Ein solcher Feminismus soll darauf abzielen, bestehende und zukünftige Bewegungen zu einem breit angelegten globalen Protest zu vereinen. Ein Protest, der mit einer Perspektive ausgerüstet ist, die zugleich feministisch, antirassistisch, ökoszialistisch und antikapitalistisch ist.
Den ersten Teil des Artikels findest du hier.
Dieser Text wurde von weissen (9) Mitgliedern der Bewegung für den Sozialismus zusammengestellt. Er soll mitunter zum Zweck haben, eine Grundlage für die Reflexion eigener Bewegungen zu legen. Inhaltlich beruht er überwiegend auf dem Buch Feminism for the 99%: A Manifesto von Cinzia Arruzza, Tithi Bhattacharya und Nancy Fraser; sowie Inspirationen durch das Werk Why I’m No Longer Talking to White People About Race von Reni Eddo-Lodge.
Fussnoten:
6 Die soziale Norm, nach der es nur die zwei Geschlechter Frau und Mann geben soll.

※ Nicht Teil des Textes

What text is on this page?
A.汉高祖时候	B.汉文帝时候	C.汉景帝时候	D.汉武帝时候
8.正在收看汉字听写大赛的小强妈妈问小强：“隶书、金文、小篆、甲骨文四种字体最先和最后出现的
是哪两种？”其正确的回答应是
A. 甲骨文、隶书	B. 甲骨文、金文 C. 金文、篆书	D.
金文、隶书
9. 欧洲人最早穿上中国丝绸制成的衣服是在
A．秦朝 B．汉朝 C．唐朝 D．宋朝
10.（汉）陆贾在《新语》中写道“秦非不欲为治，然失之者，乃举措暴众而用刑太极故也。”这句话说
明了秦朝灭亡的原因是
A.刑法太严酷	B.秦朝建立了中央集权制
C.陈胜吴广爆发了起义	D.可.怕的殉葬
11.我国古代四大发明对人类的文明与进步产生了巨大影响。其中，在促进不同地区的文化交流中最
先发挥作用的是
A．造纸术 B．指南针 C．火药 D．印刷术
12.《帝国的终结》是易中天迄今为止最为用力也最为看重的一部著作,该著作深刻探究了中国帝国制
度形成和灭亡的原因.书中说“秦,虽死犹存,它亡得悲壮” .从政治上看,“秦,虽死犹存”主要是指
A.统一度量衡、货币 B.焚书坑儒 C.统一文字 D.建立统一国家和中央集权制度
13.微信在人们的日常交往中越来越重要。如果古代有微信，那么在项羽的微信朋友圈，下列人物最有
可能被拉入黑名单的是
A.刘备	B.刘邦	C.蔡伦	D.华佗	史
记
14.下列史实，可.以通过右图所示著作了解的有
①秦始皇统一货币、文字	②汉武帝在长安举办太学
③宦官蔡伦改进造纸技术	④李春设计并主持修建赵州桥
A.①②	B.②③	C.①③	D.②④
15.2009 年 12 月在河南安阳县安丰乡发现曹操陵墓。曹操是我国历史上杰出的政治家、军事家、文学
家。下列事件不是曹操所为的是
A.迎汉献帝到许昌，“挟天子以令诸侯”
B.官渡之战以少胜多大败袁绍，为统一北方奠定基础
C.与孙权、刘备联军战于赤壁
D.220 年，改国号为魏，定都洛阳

7 Die soziale Norm, die davon ausgeht, dass alle Menschen heterosexuell sind (oder zu sein haben).
8 Cis-Menschen sind diejenigen, die sich mit dem Geschlecht iden- tifizieren, das ihnen bei der Geburt zugewiesen wurde.

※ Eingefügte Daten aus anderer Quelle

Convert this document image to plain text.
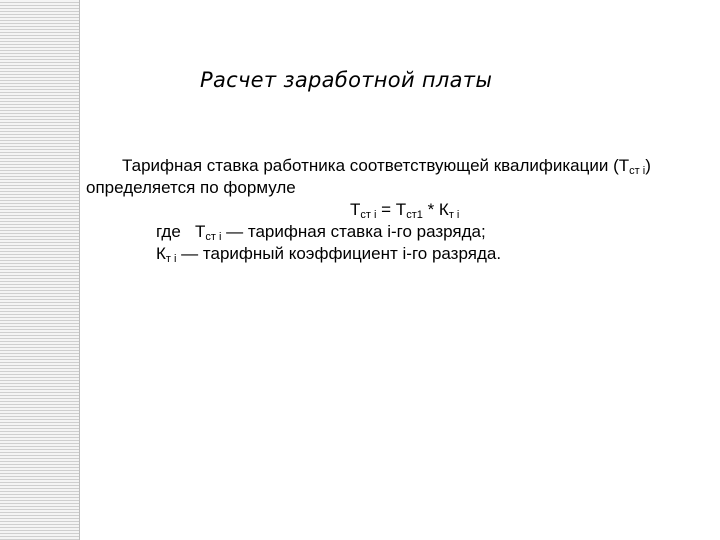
Расчет заработной платы
Тарифная ставка работника соответствующей квалификации $(Т_{ст i})$
определяется по формуле
$Т_{ст i} = Т_{ст1} * К_{т i}$
где   $Т_{ст i}$ — тарифная ставка i-го разряда;
$К_{т i}$ — тарифный коэффициент i-го разряда.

9 «Weiss-sein verstehen wir – genauso wie Schwarz-sein – nicht als wesenhafte Eigenschaften von Menschen, sondern als soziale Konstruktionen, die jedoch wirkmächtig sind und unsere Lebensrealitäten prägen. Weiss zu sein bedeutet, in Bezug auf Rassismus die privilegierte Position innezuhaben, d.h. als weiss werden Menschen bezeichnet, die in dieser Gesellschaft keine Rassismus-Erfahrungen machen, sondern durch Rassismus Privilegien erhalten». Aus dem Buch Geflüchtete und Kulturelle Bildung von Maren Ziese / Caroline Gritschke (Hg.)
Titelbild:
Autorin, Dichterin und Aktivistin Audre Lorde war ein frühes Mitglied des Combahee River Collective. Dieses Kollektiv von afrozentrischen Black Fe- minists hat den Kampf gegen die Unterdrückung durch Rassismus, Sexismus, Heteronormativiät und Kapitalismus zum Ziel. Sie entwickeln Analysen dazu, wie diese Unterdrückungssysteme ineinander verschränkt sind.